Commentario Osteopatico

Cosa significa QUALITÀ?

forse dovremmo ridiscuterne i limiti semantici perchè come spesso accade l’utilizzo oltremisura ne determina un rapido e precoce disuso non nel colloquio ma nella reale correlazione , come diceva la mia prof. di italiano (G. Patti) il significante e il significato. Oserei quasi dire che tra qualche tempo potrebbe essere addirittura eliminato dal nostro vocabolario e forse anche dal dizionario della lingua italiana e sostituito dal termine più in voga degli ultimi tempi: pressapochismo. Quest’ultimo non sicuramente un sinonimo 🙂

Il “pressapoco” è divenuto una unità di misura che evitata dai geometri, dagli architetti e da coloro che utilizzano formule matematiche dove la “,” (leggi virgola) ha importanza sia in ciò che precede che sopratutto in ciò che segue, viene usata regolarmente da una larga parte dei professionisti “della salute”. Purtroppo la coscienza del suo utilizzo per una scarsa mancanza di regole matematiche nella “medicina” quando non molecolare, viene dimenticata con l’abuso di un pressapochismo eletto a regola aurea di comportamento (…tanto poi…) .

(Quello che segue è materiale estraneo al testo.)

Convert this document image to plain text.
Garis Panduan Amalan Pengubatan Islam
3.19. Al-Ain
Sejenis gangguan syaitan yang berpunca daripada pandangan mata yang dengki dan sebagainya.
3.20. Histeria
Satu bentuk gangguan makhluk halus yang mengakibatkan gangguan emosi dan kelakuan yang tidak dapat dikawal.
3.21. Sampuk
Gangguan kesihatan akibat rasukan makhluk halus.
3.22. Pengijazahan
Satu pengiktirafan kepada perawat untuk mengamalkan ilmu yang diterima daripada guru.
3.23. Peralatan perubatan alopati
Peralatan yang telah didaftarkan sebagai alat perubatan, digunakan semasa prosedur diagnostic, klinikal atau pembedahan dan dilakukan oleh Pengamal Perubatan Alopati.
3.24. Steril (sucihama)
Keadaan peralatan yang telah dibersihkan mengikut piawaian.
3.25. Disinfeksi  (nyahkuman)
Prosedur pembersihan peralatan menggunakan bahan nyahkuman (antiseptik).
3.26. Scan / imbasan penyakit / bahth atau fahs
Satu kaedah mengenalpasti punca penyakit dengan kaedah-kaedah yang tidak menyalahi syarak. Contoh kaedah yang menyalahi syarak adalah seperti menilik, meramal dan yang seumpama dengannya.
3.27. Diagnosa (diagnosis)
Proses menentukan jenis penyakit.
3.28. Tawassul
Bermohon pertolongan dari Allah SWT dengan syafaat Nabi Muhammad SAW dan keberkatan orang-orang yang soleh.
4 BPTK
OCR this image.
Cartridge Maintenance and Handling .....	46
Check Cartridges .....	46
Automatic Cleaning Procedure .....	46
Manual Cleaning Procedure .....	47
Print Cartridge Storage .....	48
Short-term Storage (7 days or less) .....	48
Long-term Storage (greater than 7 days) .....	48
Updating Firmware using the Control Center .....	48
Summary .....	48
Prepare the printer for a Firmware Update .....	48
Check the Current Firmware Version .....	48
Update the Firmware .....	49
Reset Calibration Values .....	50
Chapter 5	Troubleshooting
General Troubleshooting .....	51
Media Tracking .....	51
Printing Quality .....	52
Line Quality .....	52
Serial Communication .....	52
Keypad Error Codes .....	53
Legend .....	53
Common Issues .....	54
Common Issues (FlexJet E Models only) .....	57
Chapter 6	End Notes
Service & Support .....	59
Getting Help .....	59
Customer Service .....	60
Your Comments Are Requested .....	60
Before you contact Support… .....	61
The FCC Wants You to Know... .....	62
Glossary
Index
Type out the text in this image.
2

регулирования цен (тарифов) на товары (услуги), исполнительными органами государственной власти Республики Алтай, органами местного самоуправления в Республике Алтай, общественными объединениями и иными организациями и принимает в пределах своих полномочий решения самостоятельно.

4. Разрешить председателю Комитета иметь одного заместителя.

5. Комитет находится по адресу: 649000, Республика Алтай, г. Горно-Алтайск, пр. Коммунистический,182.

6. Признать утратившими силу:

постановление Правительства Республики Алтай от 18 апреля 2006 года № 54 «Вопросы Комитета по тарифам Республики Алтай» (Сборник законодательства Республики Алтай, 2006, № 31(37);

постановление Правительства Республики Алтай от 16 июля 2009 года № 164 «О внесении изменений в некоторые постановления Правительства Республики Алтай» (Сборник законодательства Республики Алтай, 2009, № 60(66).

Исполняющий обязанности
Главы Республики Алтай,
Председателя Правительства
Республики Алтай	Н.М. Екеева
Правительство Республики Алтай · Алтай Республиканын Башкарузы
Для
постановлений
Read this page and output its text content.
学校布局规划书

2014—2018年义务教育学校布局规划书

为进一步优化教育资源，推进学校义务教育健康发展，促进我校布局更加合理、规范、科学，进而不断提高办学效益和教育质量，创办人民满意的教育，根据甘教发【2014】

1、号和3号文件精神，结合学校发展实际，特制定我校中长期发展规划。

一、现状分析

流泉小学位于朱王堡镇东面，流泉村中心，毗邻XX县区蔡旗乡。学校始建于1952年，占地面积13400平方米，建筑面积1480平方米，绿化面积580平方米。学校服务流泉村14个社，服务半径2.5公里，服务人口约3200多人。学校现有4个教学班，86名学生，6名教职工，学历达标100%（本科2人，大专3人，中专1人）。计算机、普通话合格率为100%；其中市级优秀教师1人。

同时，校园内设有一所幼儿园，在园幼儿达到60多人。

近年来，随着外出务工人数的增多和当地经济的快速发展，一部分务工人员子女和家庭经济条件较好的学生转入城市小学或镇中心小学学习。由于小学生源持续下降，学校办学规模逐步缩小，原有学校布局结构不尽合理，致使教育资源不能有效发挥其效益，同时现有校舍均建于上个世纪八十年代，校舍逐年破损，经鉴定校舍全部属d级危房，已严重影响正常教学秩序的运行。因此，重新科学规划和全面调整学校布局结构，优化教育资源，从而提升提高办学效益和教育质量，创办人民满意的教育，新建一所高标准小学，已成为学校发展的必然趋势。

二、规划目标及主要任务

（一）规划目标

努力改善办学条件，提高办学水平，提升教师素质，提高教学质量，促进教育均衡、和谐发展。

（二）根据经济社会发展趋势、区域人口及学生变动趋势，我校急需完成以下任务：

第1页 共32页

La qualità sembra un elemento in via di estinzione, un particolare che viene trascurato non solo per noncuranza individuale ma anche di gruppo. Un inutile elemento che un tempo abbelliva e valorizzava l’operato di ognuno ed oggi appesantisce i discorsi e li trasforma in ridondanti noiose ed alquanto demagogiche dissertazioni al limite della filosofia.
Perchè sprecare tanto tempo con q u a l i t à, termine pieno di inutili perdite di tempo prezioso e remunerativo ? meglio indurre in tentazione del con-sonante termine q u a n t i t à … luogo in cui campeggia l’efficienza e la produttività.

La lentezza del procedere minuzioso, qualitativo mi porta ad introdurre ciò che distingue un altro termine confuso che è efficacia, talvolta non proprio compagno dell’efficienza.

Che fare allora? Cercare di esigere che alla qualità si affianchi l’efficacia, terapeutica diremo noi osteopati, medici o figure alle quali è chiesto di ottenere risultati sullo stato di salute e benessere dei nostri pazienti. L’esigenza nasce dal fatto che tutto il nostro operato prevede tempi e modalità accurate, stabilite da protocolli che molte volte sfuggono dalla realtà concreta e cruda. Molte delle tesi osteopatiche che mi è capitato di leggere o commentare ma anche delle quali sono stato relatore, avevano un vizio formale diffuso ed accettato … nessuna aveva mai cercato di trovare una relazione tra quantità / qualità / efficacia / efficienza.
In parole povere avere un numero basso di sedute, con un impatto sensibile sul decorso prognostico della sintomatologia. Questo porterebbe ad avere per ogni singolo paziente una risoluzione della sintomatologia con una quantità minore di sedute, mantenendo però alto lo standard qualitativo e d’efficacia a lungo termine.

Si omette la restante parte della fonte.